Schema: Benchmark subscription
JSON
{
"product": "sdx_market_benchmark",
"period": "2025-Q4",
"generated_at": "2026-01-15T00:00:00Z",
"segments": [
{
"use_type": "office",
"geography": "US",
"size_band": "large",
"building_count": 3842,
"metrics": {
"eui_kwh_m2": {
"min": 62.1,
"p25": 142.3,
"median": 189.7,
"p75": 248.5,
"max": 520.0
},
"carbon_kgco2e_m2": {
"min": 18.4,
"p25": 48.2,
"median": 65.1,
"p75": 89.3,
"max": 198.0
},
"water_litres_m2": {
"min": 120,
"p25": 380,
"median": 520,
"p75": 710,
"max": 1850
}
}
}
]
}
CSV
use_type,geography,size_band,building_count,eui_min,eui_p25,eui_median,eui_p75,eui_max,carbon_min,carbon_p25,carbon_median,carbon_p75,carbon_max
office,US,large,3842,62.1,142.3,189.7,248.5,520.0,18.4,48.2,65.1,89.3,198.0
The CSV header row is always present.
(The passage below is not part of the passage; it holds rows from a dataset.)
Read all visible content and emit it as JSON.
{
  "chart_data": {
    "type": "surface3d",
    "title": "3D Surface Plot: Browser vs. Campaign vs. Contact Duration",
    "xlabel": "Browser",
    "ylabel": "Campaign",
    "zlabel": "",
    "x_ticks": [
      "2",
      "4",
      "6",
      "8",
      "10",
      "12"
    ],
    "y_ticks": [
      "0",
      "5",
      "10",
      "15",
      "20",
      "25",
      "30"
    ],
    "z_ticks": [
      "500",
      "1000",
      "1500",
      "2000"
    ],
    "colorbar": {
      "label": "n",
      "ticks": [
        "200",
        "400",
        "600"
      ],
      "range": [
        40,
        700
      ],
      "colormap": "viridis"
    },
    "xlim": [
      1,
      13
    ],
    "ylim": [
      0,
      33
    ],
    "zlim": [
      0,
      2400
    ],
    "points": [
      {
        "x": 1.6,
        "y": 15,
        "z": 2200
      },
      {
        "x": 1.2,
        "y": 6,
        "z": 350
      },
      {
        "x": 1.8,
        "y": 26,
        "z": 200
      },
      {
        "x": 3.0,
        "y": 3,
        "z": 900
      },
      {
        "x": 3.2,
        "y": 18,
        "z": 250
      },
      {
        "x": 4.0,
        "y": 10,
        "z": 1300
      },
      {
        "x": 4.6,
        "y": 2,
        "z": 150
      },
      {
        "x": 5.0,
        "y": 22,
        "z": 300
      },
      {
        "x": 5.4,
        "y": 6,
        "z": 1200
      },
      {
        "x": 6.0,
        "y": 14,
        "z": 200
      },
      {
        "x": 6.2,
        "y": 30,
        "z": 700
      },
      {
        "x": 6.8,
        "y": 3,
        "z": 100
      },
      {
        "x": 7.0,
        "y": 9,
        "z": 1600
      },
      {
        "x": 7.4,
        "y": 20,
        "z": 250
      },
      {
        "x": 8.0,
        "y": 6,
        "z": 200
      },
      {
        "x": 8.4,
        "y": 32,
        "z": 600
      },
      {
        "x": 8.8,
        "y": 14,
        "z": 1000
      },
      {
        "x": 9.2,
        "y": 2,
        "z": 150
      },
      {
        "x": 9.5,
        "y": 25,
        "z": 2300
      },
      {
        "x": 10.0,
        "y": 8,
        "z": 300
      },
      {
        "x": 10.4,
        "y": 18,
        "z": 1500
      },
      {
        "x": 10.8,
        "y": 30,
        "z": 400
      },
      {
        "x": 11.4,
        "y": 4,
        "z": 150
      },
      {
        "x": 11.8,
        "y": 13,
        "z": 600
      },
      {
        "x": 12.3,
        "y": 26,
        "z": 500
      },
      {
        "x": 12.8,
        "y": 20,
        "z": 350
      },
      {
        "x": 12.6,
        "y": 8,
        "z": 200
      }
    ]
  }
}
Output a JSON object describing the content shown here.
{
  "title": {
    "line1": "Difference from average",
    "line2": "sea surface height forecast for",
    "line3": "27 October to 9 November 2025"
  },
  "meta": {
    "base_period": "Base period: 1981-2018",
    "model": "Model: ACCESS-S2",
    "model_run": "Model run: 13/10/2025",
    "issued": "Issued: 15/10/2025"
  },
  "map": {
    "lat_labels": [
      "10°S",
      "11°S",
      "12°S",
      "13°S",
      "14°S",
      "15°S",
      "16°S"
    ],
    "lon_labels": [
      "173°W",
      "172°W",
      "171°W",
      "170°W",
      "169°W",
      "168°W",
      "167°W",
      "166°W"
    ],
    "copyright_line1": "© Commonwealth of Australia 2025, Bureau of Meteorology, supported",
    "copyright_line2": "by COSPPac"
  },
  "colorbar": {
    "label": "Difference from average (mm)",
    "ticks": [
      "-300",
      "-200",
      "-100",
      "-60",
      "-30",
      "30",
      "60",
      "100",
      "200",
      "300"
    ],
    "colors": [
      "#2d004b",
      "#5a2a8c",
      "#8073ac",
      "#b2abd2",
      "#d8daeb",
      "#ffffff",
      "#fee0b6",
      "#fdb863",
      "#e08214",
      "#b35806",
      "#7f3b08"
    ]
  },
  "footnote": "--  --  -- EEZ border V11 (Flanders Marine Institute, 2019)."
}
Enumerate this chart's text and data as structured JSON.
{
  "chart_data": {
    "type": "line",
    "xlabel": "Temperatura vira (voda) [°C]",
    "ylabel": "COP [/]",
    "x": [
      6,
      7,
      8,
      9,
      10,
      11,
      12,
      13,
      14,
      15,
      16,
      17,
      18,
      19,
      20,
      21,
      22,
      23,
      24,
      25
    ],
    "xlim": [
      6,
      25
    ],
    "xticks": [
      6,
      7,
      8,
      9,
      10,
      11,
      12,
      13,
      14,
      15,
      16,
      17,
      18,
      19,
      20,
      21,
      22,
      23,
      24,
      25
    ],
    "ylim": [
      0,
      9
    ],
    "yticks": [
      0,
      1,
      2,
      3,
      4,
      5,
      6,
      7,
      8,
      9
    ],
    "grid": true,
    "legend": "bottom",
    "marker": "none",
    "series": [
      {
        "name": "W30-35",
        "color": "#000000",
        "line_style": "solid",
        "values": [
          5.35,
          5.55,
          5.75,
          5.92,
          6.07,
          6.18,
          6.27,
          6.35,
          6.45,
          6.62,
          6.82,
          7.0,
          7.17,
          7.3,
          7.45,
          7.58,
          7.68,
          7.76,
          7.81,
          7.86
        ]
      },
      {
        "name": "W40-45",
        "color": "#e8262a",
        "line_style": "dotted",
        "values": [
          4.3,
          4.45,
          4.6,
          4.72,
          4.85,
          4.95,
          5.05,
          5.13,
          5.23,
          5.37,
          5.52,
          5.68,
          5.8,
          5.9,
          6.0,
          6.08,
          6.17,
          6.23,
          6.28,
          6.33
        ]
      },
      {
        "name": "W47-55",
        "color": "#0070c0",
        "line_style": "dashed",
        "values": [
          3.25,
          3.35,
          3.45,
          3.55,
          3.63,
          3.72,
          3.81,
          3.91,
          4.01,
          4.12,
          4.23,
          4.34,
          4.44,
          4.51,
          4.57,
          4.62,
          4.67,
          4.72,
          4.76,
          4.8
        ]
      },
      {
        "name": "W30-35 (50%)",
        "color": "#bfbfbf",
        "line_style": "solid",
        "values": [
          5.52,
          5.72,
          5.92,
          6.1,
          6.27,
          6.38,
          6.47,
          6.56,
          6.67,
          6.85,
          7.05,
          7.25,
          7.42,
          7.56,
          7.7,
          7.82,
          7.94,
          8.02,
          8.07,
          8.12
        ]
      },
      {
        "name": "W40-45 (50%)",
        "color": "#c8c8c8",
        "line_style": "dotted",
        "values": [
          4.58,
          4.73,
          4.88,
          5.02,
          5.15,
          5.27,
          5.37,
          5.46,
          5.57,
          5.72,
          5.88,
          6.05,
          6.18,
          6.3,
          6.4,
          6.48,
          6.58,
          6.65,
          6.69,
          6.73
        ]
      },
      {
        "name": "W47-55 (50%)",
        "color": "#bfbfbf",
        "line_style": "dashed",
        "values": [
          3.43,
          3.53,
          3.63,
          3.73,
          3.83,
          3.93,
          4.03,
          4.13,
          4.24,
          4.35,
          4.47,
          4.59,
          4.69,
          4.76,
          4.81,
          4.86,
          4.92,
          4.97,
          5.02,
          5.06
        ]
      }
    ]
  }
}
Fields are comma-separated, strings are quoted where they contain commas.
Schema: Market index
JSON
{
"product": "sdx_global_index",
"index_type": "eui_kwh_m2",
"base_period": "2020-Q1",
"base_value": 100.0,
"data_points": [
{ "period": "2020-Q1", "value": 100.0, "building_count": 45000 },
{ "period": "2020-Q2", "value": 98.2, "building_count": 46200 },
{ "period": "2025-Q4", "value": 87.4, "building_count": 112000 }
]
}
Parquet schema
| Column | Type | Description |
|---|---|---|
period | string | Quarter identifier (YYYY-QN) |
value | float64 | Index value (base = 100.0) |
building_count | int64 | Number of buildings in the calculation |
index_type | string | Metric (eui_kwh_m2, carbon_kgco2e_m2, water_litres_m2) |
Schema: Anonymised building-level data pack
JSON
{
"product": "anonymised_buildings",
"period": "2025-Q4",
"records": [
{
"record_id": "anon_00001",
"use_type": "office",
"country": "US",
"climate_zone": "4A",
"gfa_band": "25000-50000",
"year_built_band": "2000-2009",
"eui_kwh_m2": 195.3,
"carbon_kgco2e_m2": 67.8,
"water_litres_m2": 540,
"sdx_score": 72,
"data_quality_grade": "A",
"crrem_stranding_band": "2035-2040"
}
]
}
CSV columns
| Column | Type | Description |
|---|---|---|
record_id | string | Anonymised unique identifier |
use_type | string | Building use type |
country | string | ISO 3166-1 alpha-2 |
climate_zone | string | ASHRAE climate zone |
gfa_band | string | Floor area band in m² |
year_built_band | string | Construction decade band |
eui_kwh_m2 | float | Energy Use Intensity |
carbon_kgco2e_m2 | float | Carbon intensity |
water_litres_m2 | float | Water use intensity |
sdx_score | integer | SDX benchmark percentile |
data_quality_grade | string | Letter grade (A–F) |
crrem_stranding_band | string | Projected stranding year range |
Versioning
Data schemas are versioned. The schema version is included in the file metadata (JSON root object, CSV filename, Parquet file metadata). Breaking schema changes are communicated at least 90 days in advance.